終章:二人だけのクレオール
一年後。
あの紛争地帯には奇跡的な和平が訪れていた。ダイヤモンドの利権は国際的な監視のもと公正に分配されることになり、武装勢力は武装を解除した。その立役者となったのが一人の日本人交渉官だったことはあまり知られていない。
カイは自分のルーツを受け入れ、国連の正式な和平交渉官としてその国の復興のために働いていた。彼はもう「黒狐」ではなかった。彼は母親がつけてくれた本当の名前「ソラ」を取り戻していた。その土地の言葉で「希望」を意味する名前。
アカ族の言語は確かに死語となってしまった。だが、ソラは生き残った数少ない単語や歌を記録し、言語学者と協力してアカ族の文化的遺産を保存する活動を始めていた。完全に復活させることはできないが、せめて記録として後世に残したい。それが彼の新しい使命だった。
私もまた彼のパートナーとして、その国に残りUNHCRの職員として難民たちの子供たちのための学校作りに奔走していた。
キャンプは今では小さな町になっていた。そこでは様々な部族の子供たちが互いの言葉を教え合い、新しい未来の言葉を紡いでいた。マンディンカ語、フラニ語、フランス語、英語、そして時には日本語の単語も混じった新しいクレオール言語が生まれつつあった。
言語学者はこの現象を「接触言語の自然発生」と呼ぶ。異なる言語話者が共存する必要に迫られた時、自然と生まれる新しい言語形態。それは生きた言語の証拠でもある。
ある夕暮れ。丘の上で私とソラは眼下に広がる町の灯りを眺めていた。子供たちの楽しそうな声が風に乗って聞こえてくる。それはあの古い子守唄だった。だが歌詞は少し変わっていた。

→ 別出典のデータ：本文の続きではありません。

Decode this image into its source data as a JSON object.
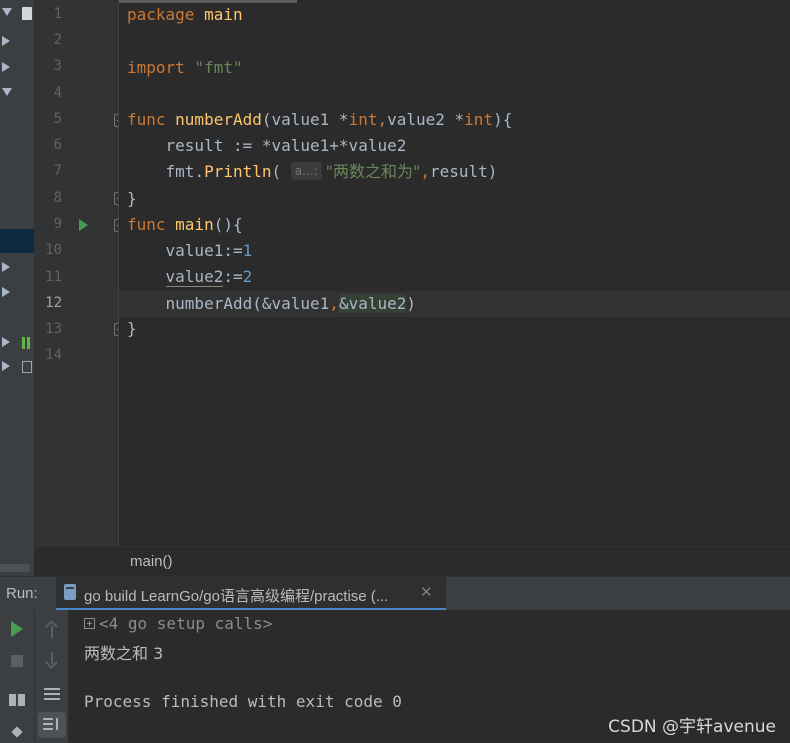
{
  "editor": {
    "lines": [
      {
        "no": "1"
      },
      {
        "no": "2"
      },
      {
        "no": "3"
      },
      {
        "no": "4"
      },
      {
        "no": "5"
      },
      {
        "no": "6"
      },
      {
        "no": "7"
      },
      {
        "no": "8"
      },
      {
        "no": "9"
      },
      {
        "no": "10"
      },
      {
        "no": "11"
      },
      {
        "no": "12"
      },
      {
        "no": "13"
      },
      {
        "no": "14"
      }
    ],
    "code": {
      "l1_kw": "package",
      "l1_name": " main",
      "l3_kw": "import",
      "l3_str": " \"fmt\"",
      "l5_kw": "func",
      "l5_fn": " numberAdd",
      "l5_rest_a": "(value1 *",
      "l5_type1": "int",
      "l5_comma": ",",
      "l5_rest_b": "value2 *",
      "l5_type2": "int",
      "l5_end": "){",
      "l6": "    result := *value1+*value2",
      "l7_pkg": "    fmt",
      "l7_dot": ".",
      "l7_fn": "Println",
      "l7_paren": "( ",
      "l7_hint": "a...:",
      "l7_str": "\"两数之和为\"",
      "l7_comma": ",",
      "l7_rest": "result)",
      "l8": "}",
      "l9_kw": "func",
      "l9_fn": " main",
      "l9_rest": "(){",
      "l10_a": "    value1:=",
      "l10_num": "1",
      "l11_ind": "    ",
      "l11_a": "value2",
      "l11_b": ":=",
      "l11_num": "2",
      "l12_ind": "    ",
      "l12_fn": "numberAdd",
      "l12_a": "(&value1",
      "l12_comma": ",",
      "l12_b": "&value2",
      "l12_end": ")",
      "l13": "}"
    }
  },
  "breadcrumb": {
    "label": "main()"
  },
  "run_panel": {
    "label": "Run:",
    "tab_label": "go build LearnGo/go语言高级编程/practise (...",
    "close_glyph": "✕"
  },
  "console": {
    "setup": "<4 go setup calls>",
    "output": "两数之和 3",
    "exit": "Process finished with exit code 0"
  },
  "watermark": "CSDN @宇轩avenue",
  "colors": {
    "background": "#2b2b2b",
    "keyword": "#cc7832",
    "function": "#ffc66d",
    "string": "#6a8759",
    "number": "#6897bb",
    "run_green": "#499c54"
  }
}
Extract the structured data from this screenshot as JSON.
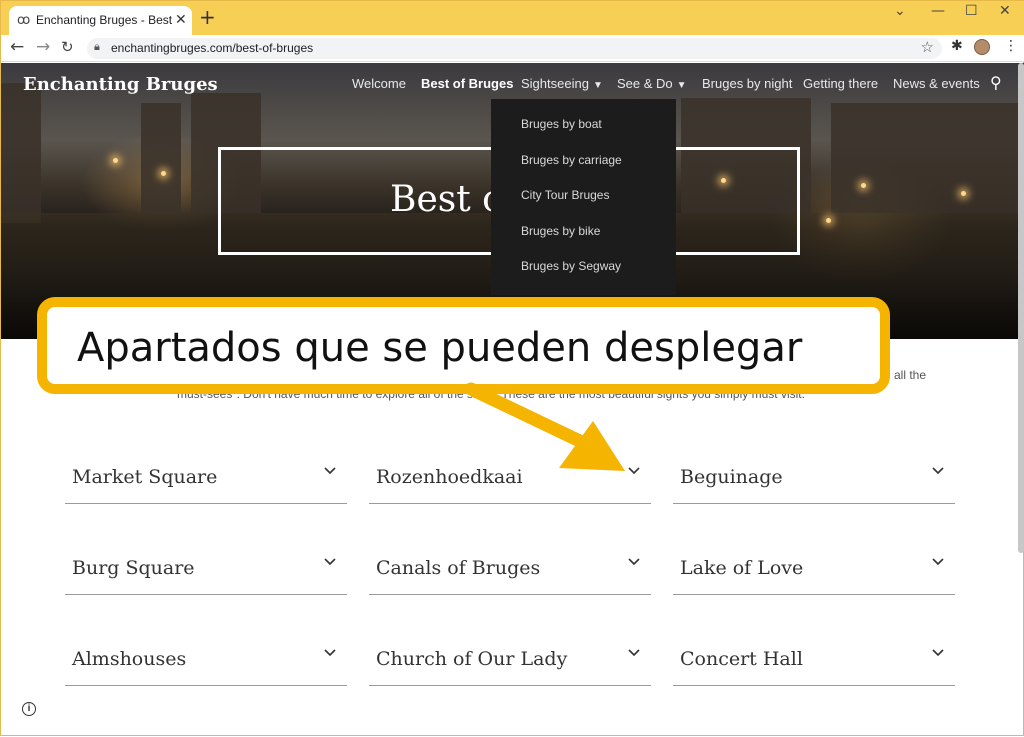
{
  "browser": {
    "tab_title": "Enchanting Bruges - Best of Bruges",
    "url": "enchantingbruges.com/best-of-bruges"
  },
  "site": {
    "brand": "Enchanting Bruges",
    "nav": [
      {
        "label": "Welcome"
      },
      {
        "label": "Best of Bruges",
        "active": true
      },
      {
        "label": "Sightseeing",
        "has_dropdown": true
      },
      {
        "label": "See & Do",
        "has_dropdown": true
      },
      {
        "label": "Bruges by night"
      },
      {
        "label": "Getting there"
      },
      {
        "label": "News & events"
      }
    ],
    "search_icon": "search-icon"
  },
  "dropdown": {
    "items": [
      "Bruges by boat",
      "Bruges by carriage",
      "City Tour Bruges",
      "Bruges by bike",
      "Bruges by Segway"
    ]
  },
  "hero": {
    "title": "Best o"
  },
  "intro": {
    "line_right": "all the",
    "line2": "must-sees\". Don't have much time to explore all of the sites? These are the most beautiful sights you simply must visit."
  },
  "accordion": [
    "Market Square",
    "Rozenhoedkaai",
    "Beguinage",
    "Burg Square",
    "Canals of Bruges",
    "Lake of Love",
    "Almshouses",
    "Church of Our Lady",
    "Concert Hall"
  ],
  "annotation": {
    "text": "Apartados que se pueden desplegar",
    "color": "#f5b400"
  }
}
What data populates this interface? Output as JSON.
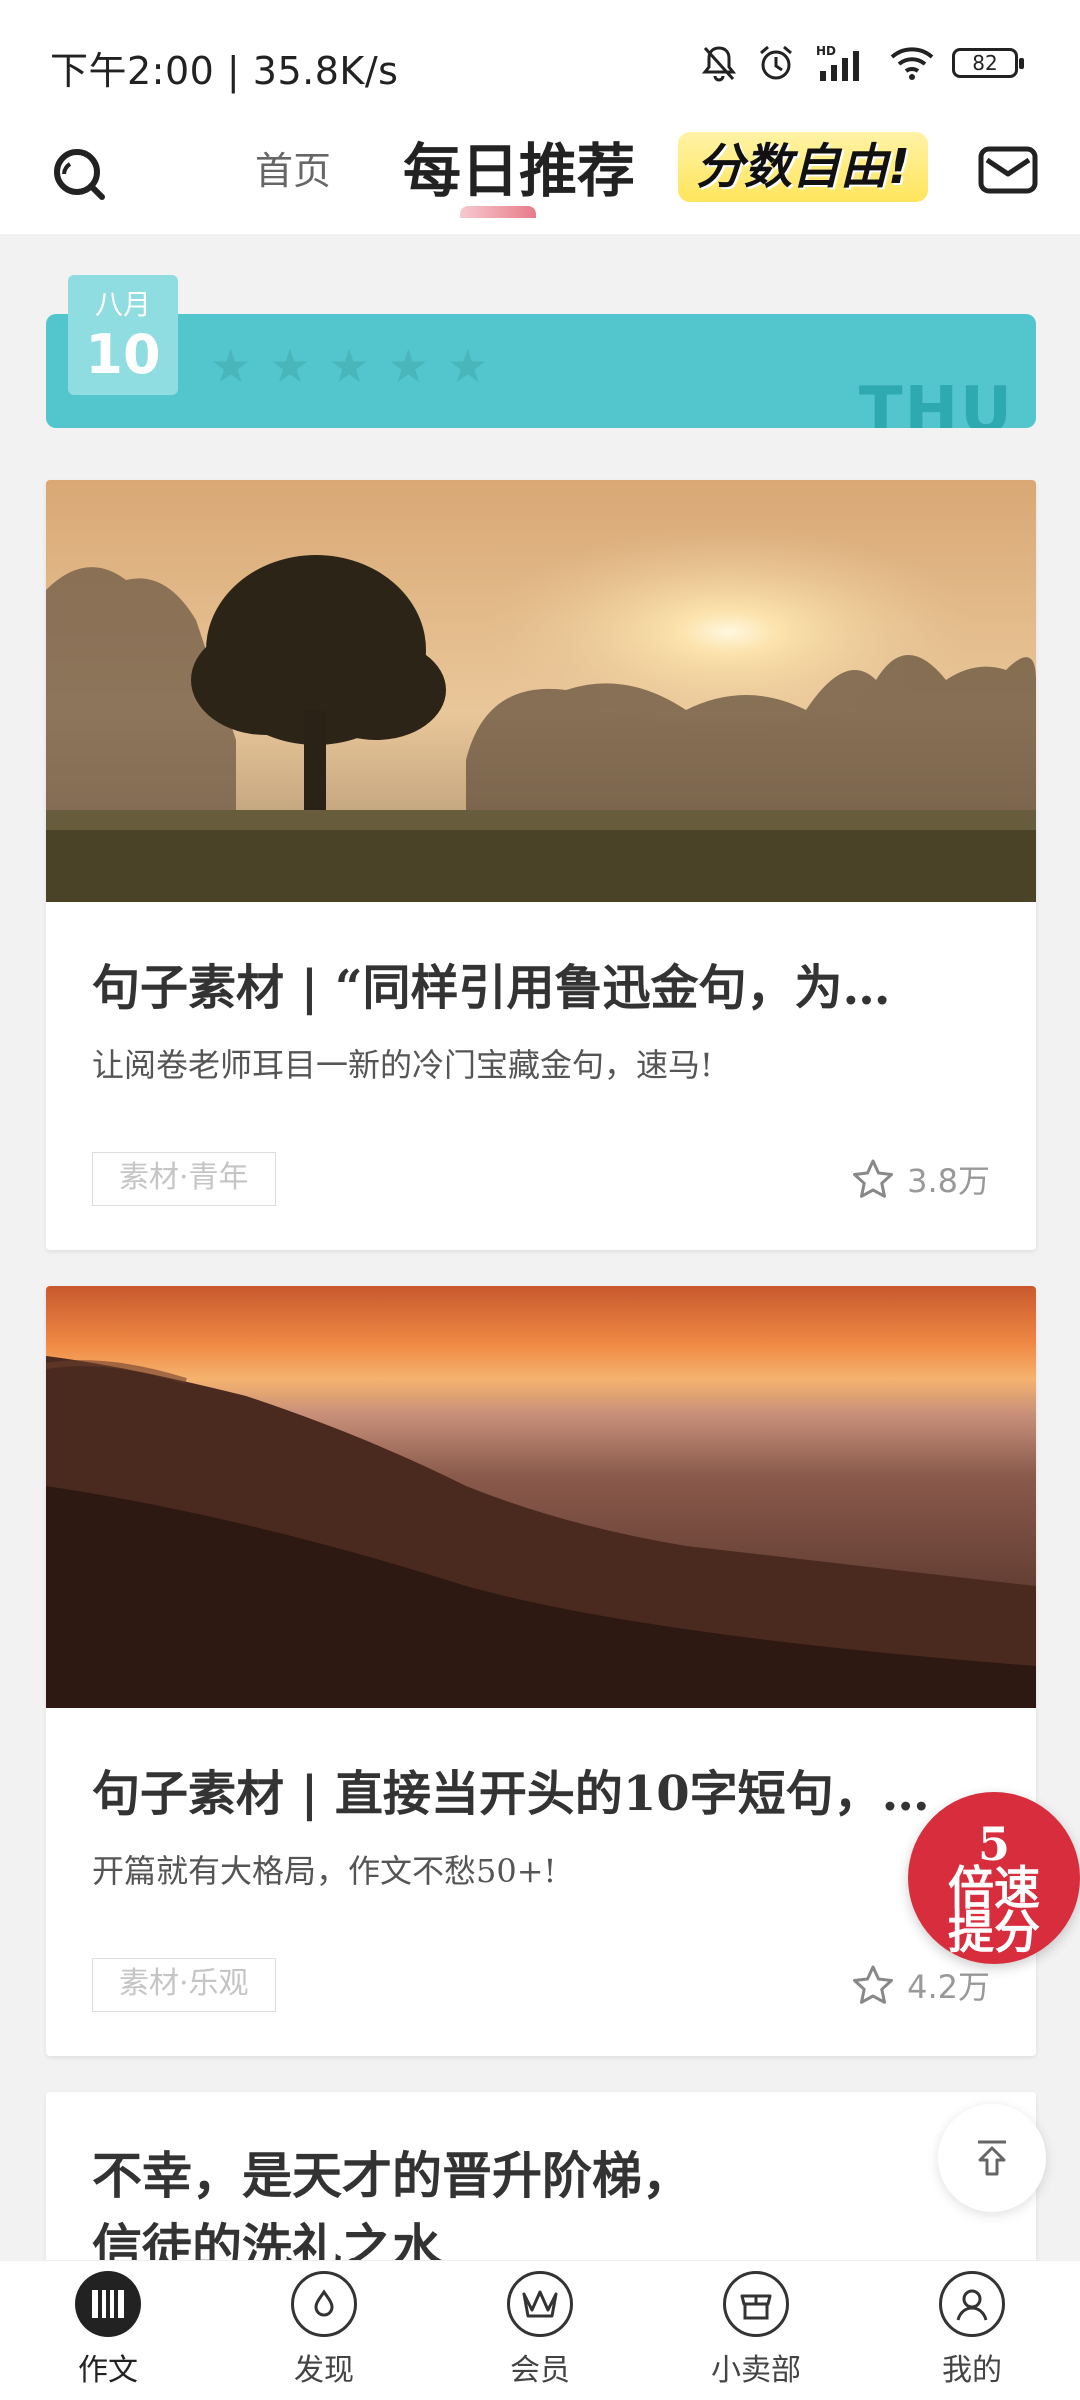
{
  "status_bar": {
    "time": "下午2:00 | 35.8K/s",
    "battery": "82",
    "icons": [
      "mute-bell-icon",
      "alarm-icon",
      "hd-signal-icon",
      "wifi-icon",
      "battery-icon"
    ]
  },
  "top_nav": {
    "home": "首页",
    "daily": "每日推荐",
    "promo": "分数自由!"
  },
  "date_banner": {
    "month": "八月",
    "day": "10",
    "weekday": "THU",
    "stars_count": 5,
    "colors": {
      "banner": "#52c6cc",
      "card": "#8fdce1"
    }
  },
  "articles": [
    {
      "title": "句子素材 | “同样引用鲁迅金句，为…",
      "subtitle": "让阅卷老师耳目一新的冷门宝藏金句，速马!",
      "tag": "素材·青年",
      "likes": "3.8万",
      "image": "misty-sunrise-tree"
    },
    {
      "title": "句子素材 | 直接当开头的10字短句，…",
      "subtitle": "开篇就有大格局，作文不愁50+!",
      "tag": "素材·乐观",
      "likes": "4.2万",
      "image": "sunset-coast-cliffs"
    }
  ],
  "article3": {
    "line1": "不幸，是天才的晋升阶梯，",
    "line2": "信徒的洗礼之水"
  },
  "promo_badge": {
    "line1": "5",
    "line2": "倍速",
    "line3": "提分"
  },
  "bottom_nav": {
    "tabs": [
      {
        "label": "作文",
        "icon": "essay-icon",
        "active": true
      },
      {
        "label": "发现",
        "icon": "discover-icon",
        "active": false
      },
      {
        "label": "会员",
        "icon": "member-crown-icon",
        "active": false
      },
      {
        "label": "小卖部",
        "icon": "shop-icon",
        "active": false
      },
      {
        "label": "我的",
        "icon": "profile-icon",
        "active": false
      }
    ]
  }
}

様々な部族の言葉が混じり合った新しい平和の歌になっていた。「母なる大地よ、全ての子供たちを守り給え。ここが私たちの新しい故郷」。
「クレオールだな」
ソラが静かに言った。
「新しい言葉が生まれている」
「そうね」
私は彼の肩にそっと寄りかかった。
「私たちみたいに」
彼が初めて見せた穏やかな笑顔。私は何も言わずにただ彼の胸に顔をうずめた。
私たちの間にはもはや特定の国の言葉は必要なかった。互いの存在そのものが二人だけの新しい「母国語」になっていたのだから。
時々、ソラは私に古いアカ族の言葉を教えてくれる。数少ない覚えている単語や フレーズを。そして私は彼に日本語を教える。私たちは二人だけの小さな言語を作っている。愛する人同士だけが理解できる、特別な言葉を。
夜空には星が瞬いている。その星の光はアフリカの大地と日本の島国を等しく照らしている。言語も国境も超えて、愛は確かに存在する。
ソラの腕の中で、私は思う。人は故郷を失っても、新しい故郷を見つけることができる。言葉を失っても、新しい言葉を紡ぐことができる。そして愛があれば、どこにいても「家」になる。
遠くから子供たちの歌声が聞こえる。新しい言葉で歌われる新しい希望の歌が。私たちはその歌に耳を傾けながら、静かに未来を見つめていた。
バベルの砂塵は止み、新しい風が吹いている。